What causes people to buy the things they need? It’s a question marketers have been trying to answer forever. In recent years, illuminating new information has come to light about the relationship between advertising, what makes people buy, and the way they feel, AKA their emotions.

The most successful small businesses have learned the most effective form of advertising is emotion-centric and geared towards getting people to feel a certain way. This is because consumers tend to rely on their emotions to make buying decisions, instead of logical facts and information. 

The dichotomy between logical versus emotional buying decisions is further explored by the concepts of red brain and green brain marketing.

Red brain marketing

This is focused on the “logical” side of sales – hard facts like product/service features, instructions, methodology, and price. However, much like a stoplight in traffic, red brain marketing can compel the brain to halt and procrastinate over decision making, increasing buyer resistance. The buyer gets too caught up in trying to justify the purchase instead of focusing on the transformation that will occur in buying your product/service.

Green brain marketing

This uses real emotions and genuine human experience to encourage consumers to make a buying decision – and it works! Here you make your ideal client feel something instead of just feeding them information. When you are able to market your business in a way that appeals to your customer’s feelings, creativity, and imagination, your ideal customer will feel empowered into making a decision.

Five key emotions used in marketing

Happiness: Brands associated with happy customers and positivity have proven appeal. Positive, upbeat language and promotional materials (including photos of smiling customers) are two ways brands speak to “happiness”.

Sadness: Marketing that tugs at a consumer’s heartstrings can be incredibly powerful. Think touching commercials about animals in shelters that need homes, complete with sad musical overlay!

Fear:
This creates urgency and prompts us to take action, to change something so that we can avoid a dreaded or undesired consequence.

Surprise: Advertisers turn to surprise when they want to capture audience attention and establish a strong brand impression. Often we care about getting something unexpectedly – especially if it’s something unexpectedly enticing!
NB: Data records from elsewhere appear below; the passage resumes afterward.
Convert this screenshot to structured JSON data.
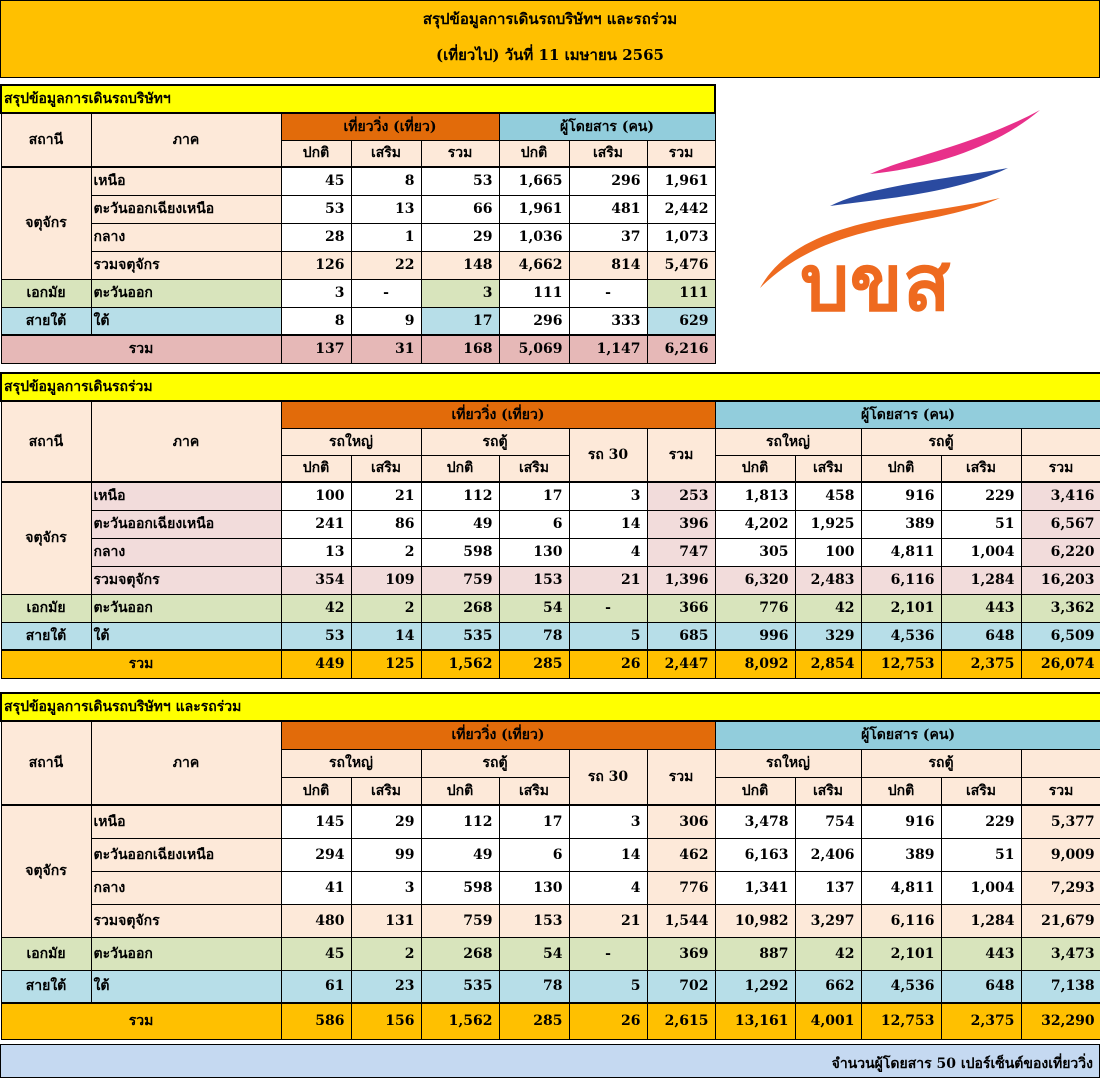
{
  "header": {
    "line1": "สรุปข้อมูลการเดินรถบริษัทฯ และรถร่วม",
    "line2": "(เที่ยวไป) วันที่ 11 เมษายน 2565"
  },
  "logo": {
    "text": "บขส",
    "colors": [
      "#e8308a",
      "#2a4aa0",
      "#ee6a1f"
    ]
  },
  "common": {
    "station": "สถานี",
    "region": "ภาค",
    "trips": "เที่ยววิ่ง (เที่ยว)",
    "passengers": "ผู้โดยสาร (คน)",
    "normal": "ปกติ",
    "extra": "เสริม",
    "total": "รวม",
    "big_bus": "รถใหญ่",
    "van": "รถตู้",
    "bus30": "รถ 30"
  },
  "t1": {
    "title": "สรุปข้อมูลการเดินรถบริษัทฯ",
    "stations": {
      "jatu": "จตุจักร",
      "ekkamai": "เอกมัย",
      "saitai": "สายใต้"
    },
    "rows": [
      {
        "region": "เหนือ",
        "v": [
          "45",
          "8",
          "53",
          "1,665",
          "296",
          "1,961"
        ]
      },
      {
        "region": "ตะวันออกเฉียงเหนือ",
        "v": [
          "53",
          "13",
          "66",
          "1,961",
          "481",
          "2,442"
        ]
      },
      {
        "region": "กลาง",
        "v": [
          "28",
          "1",
          "29",
          "1,036",
          "37",
          "1,073"
        ]
      },
      {
        "region": "รวมจตุจักร",
        "v": [
          "126",
          "22",
          "148",
          "4,662",
          "814",
          "5,476"
        ]
      },
      {
        "region": "ตะวันออก",
        "v": [
          "3",
          "-",
          "3",
          "111",
          "-",
          "111"
        ]
      },
      {
        "region": "ใต้",
        "v": [
          "8",
          "9",
          "17",
          "296",
          "333",
          "629"
        ]
      }
    ],
    "total": {
      "label": "รวม",
      "v": [
        "137",
        "31",
        "168",
        "5,069",
        "1,147",
        "6,216"
      ]
    }
  },
  "t2": {
    "title": "สรุปข้อมูลการเดินรถร่วม",
    "stations": {
      "jatu": "จตุจักร",
      "ekkamai": "เอกมัย",
      "saitai": "สายใต้"
    },
    "rows": [
      {
        "region": "เหนือ",
        "v": [
          "100",
          "21",
          "112",
          "17",
          "3",
          "253",
          "1,813",
          "458",
          "916",
          "229",
          "3,416"
        ]
      },
      {
        "region": "ตะวันออกเฉียงเหนือ",
        "v": [
          "241",
          "86",
          "49",
          "6",
          "14",
          "396",
          "4,202",
          "1,925",
          "389",
          "51",
          "6,567"
        ]
      },
      {
        "region": "กลาง",
        "v": [
          "13",
          "2",
          "598",
          "130",
          "4",
          "747",
          "305",
          "100",
          "4,811",
          "1,004",
          "6,220"
        ]
      },
      {
        "region": "รวมจตุจักร",
        "v": [
          "354",
          "109",
          "759",
          "153",
          "21",
          "1,396",
          "6,320",
          "2,483",
          "6,116",
          "1,284",
          "16,203"
        ]
      },
      {
        "region": "ตะวันออก",
        "v": [
          "42",
          "2",
          "268",
          "54",
          "-",
          "366",
          "776",
          "42",
          "2,101",
          "443",
          "3,362"
        ]
      },
      {
        "region": "ใต้",
        "v": [
          "53",
          "14",
          "535",
          "78",
          "5",
          "685",
          "996",
          "329",
          "4,536",
          "648",
          "6,509"
        ]
      }
    ],
    "total": {
      "label": "รวม",
      "v": [
        "449",
        "125",
        "1,562",
        "285",
        "26",
        "2,447",
        "8,092",
        "2,854",
        "12,753",
        "2,375",
        "26,074"
      ]
    }
  },
  "t3": {
    "title": "สรุปข้อมูลการเดินรถบริษัทฯ และรถร่วม",
    "stations": {
      "jatu": "จตุจักร",
      "ekkamai": "เอกมัย",
      "saitai": "สายใต้"
    },
    "rows": [
      {
        "region": "เหนือ",
        "v": [
          "145",
          "29",
          "112",
          "17",
          "3",
          "306",
          "3,478",
          "754",
          "916",
          "229",
          "5,377"
        ]
      },
      {
        "region": "ตะวันออกเฉียงเหนือ",
        "v": [
          "294",
          "99",
          "49",
          "6",
          "14",
          "462",
          "6,163",
          "2,406",
          "389",
          "51",
          "9,009"
        ]
      },
      {
        "region": "กลาง",
        "v": [
          "41",
          "3",
          "598",
          "130",
          "4",
          "776",
          "1,341",
          "137",
          "4,811",
          "1,004",
          "7,293"
        ]
      },
      {
        "region": "รวมจตุจักร",
        "v": [
          "480",
          "131",
          "759",
          "153",
          "21",
          "1,544",
          "10,982",
          "3,297",
          "6,116",
          "1,284",
          "21,679"
        ]
      },
      {
        "region": "ตะวันออก",
        "v": [
          "45",
          "2",
          "268",
          "54",
          "-",
          "369",
          "887",
          "42",
          "2,101",
          "443",
          "3,473"
        ]
      },
      {
        "region": "ใต้",
        "v": [
          "61",
          "23",
          "535",
          "78",
          "5",
          "702",
          "1,292",
          "662",
          "4,536",
          "648",
          "7,138"
        ]
      }
    ],
    "total": {
      "label": "รวม",
      "v": [
        "586",
        "156",
        "1,562",
        "285",
        "26",
        "2,615",
        "13,161",
        "4,001",
        "12,753",
        "2,375",
        "32,290"
      ]
    }
  },
  "footnote": "จำนวนผู้โดยสาร 50 เปอร์เซ็นต์ของเที่ยววิ่ง"
}
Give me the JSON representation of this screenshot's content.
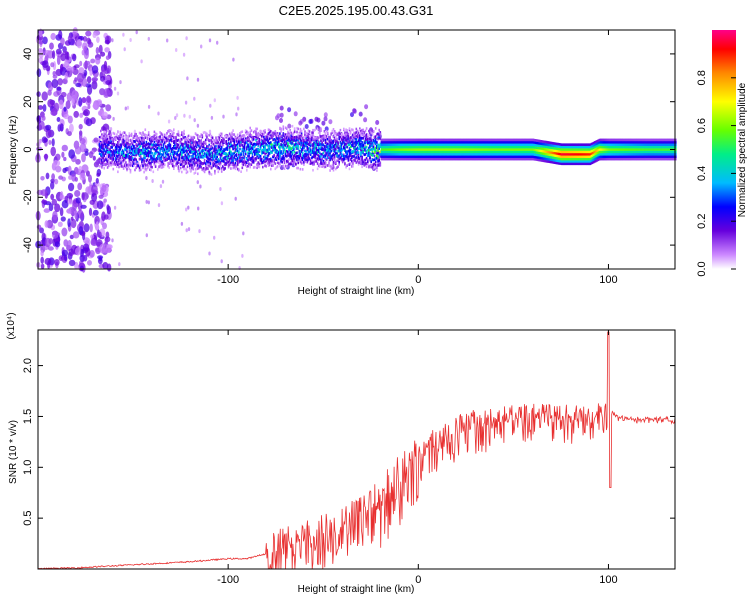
{
  "title": "C2E5.2025.195.00.43.G31",
  "chart_data": [
    {
      "type": "heatmap",
      "title": "C2E5.2025.195.00.43.G31",
      "xlabel": "Height of straight line (km)",
      "ylabel": "Frequency (Hz)",
      "xlim": [
        -200,
        135
      ],
      "ylim": [
        -50,
        50
      ],
      "x_ticks": [
        -100,
        0,
        100
      ],
      "y_ticks": [
        -40,
        -20,
        0,
        20,
        40
      ],
      "colorbar": {
        "label": "Normalized spectral amplitude",
        "range": [
          0,
          1
        ],
        "ticks": [
          0.0,
          0.2,
          0.4,
          0.6,
          0.8
        ],
        "colors": [
          "#ffffff",
          "#cc88ff",
          "#6600dd",
          "#0000ff",
          "#00bbff",
          "#00ee88",
          "#66ff00",
          "#ffff00",
          "#ff8800",
          "#ff0000",
          "#ff0088"
        ]
      },
      "ridge": {
        "x": [
          -170,
          -150,
          -130,
          -110,
          -90,
          -70,
          -50,
          -30,
          -20,
          -10,
          0,
          20,
          40,
          60,
          75,
          90,
          95,
          100,
          120,
          135
        ],
        "frequency": [
          0,
          -1,
          0,
          -2,
          0,
          1,
          0,
          1,
          0,
          0,
          0,
          0,
          0,
          0,
          -2,
          -2,
          0,
          0,
          0,
          0
        ],
        "amplitude": [
          0.3,
          0.35,
          0.35,
          0.35,
          0.4,
          0.4,
          0.35,
          0.4,
          0.55,
          0.6,
          0.62,
          0.62,
          0.6,
          0.6,
          0.95,
          0.9,
          0.7,
          0.6,
          0.55,
          0.55
        ]
      }
    },
    {
      "type": "line",
      "xlabel": "Height of straight line (km)",
      "ylabel": "SNR (10 * v/v)",
      "y_multiplier": "(x10⁴)",
      "xlim": [
        -200,
        135
      ],
      "ylim": [
        0,
        2.35
      ],
      "x_ticks": [
        -100,
        0,
        100
      ],
      "y_ticks": [
        0.5,
        1.0,
        1.5,
        2.0
      ],
      "color": "#e83030",
      "series": [
        {
          "x": [
            -200,
            -180,
            -160,
            -140,
            -120,
            -100,
            -90,
            -80,
            -70,
            -60,
            -50,
            -40,
            -30,
            -20,
            -10,
            0,
            10,
            20,
            30,
            40,
            50,
            60,
            70,
            80,
            90,
            95,
            100,
            102,
            105,
            110,
            120,
            135
          ],
          "y": [
            0.0,
            0.01,
            0.03,
            0.05,
            0.07,
            0.1,
            0.1,
            0.15,
            0.3,
            0.35,
            0.4,
            0.45,
            0.6,
            0.75,
            0.95,
            1.15,
            1.3,
            1.4,
            1.45,
            1.5,
            1.52,
            1.53,
            1.53,
            1.52,
            1.52,
            1.55,
            1.6,
            1.55,
            1.5,
            1.48,
            1.48,
            1.48
          ]
        }
      ]
    }
  ]
}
Anger: It might seem counterintuitive to evoke feelings of anger or disgust when you are trying to sell a product/service, but when done strategically, it can be powerful. Your target audience may be incensed enough to make a move. For example, showcasing graphic images of smokers’ lungs in an effort to ‘disgust’ viewers into quitting smoking and buying nicotine patches.

How to incorporate green brain marketing into your existing strategy

While there’s a time and place for red brain marketing, green brain marketing will help you drive sales on a deeper, more widespread level. Consider these strategies:

Be intentional with your messaging

Review your content (both written and video) with an emotional eye. Your tone should be less formal and geared towards creating a friendly rapport with your audience. Pepper the entire customer journey with customer-centric, relatable language and imagery.

Know your audience’s pain and pleasure points

  • Ask what does your audience want out of life?
  • How can your service or product help them get it?
  • What would make your target consumer sad? 
  • What would shock or scare your target consumer into taking action?
  • What would make your target consumer angry?
  • How can you tap into this anger without creating controversy or resistance?
Don’t ignore red-brain marketing completely

Sometimes, logic and emotion go hand-in-hand. Aim to balance the two sides to resonate with your target audience. To follow this rule, try and combine every red brain appeal or fact with greenery. Always question how your customer is feeling, and how your product or services helps to solve their problems.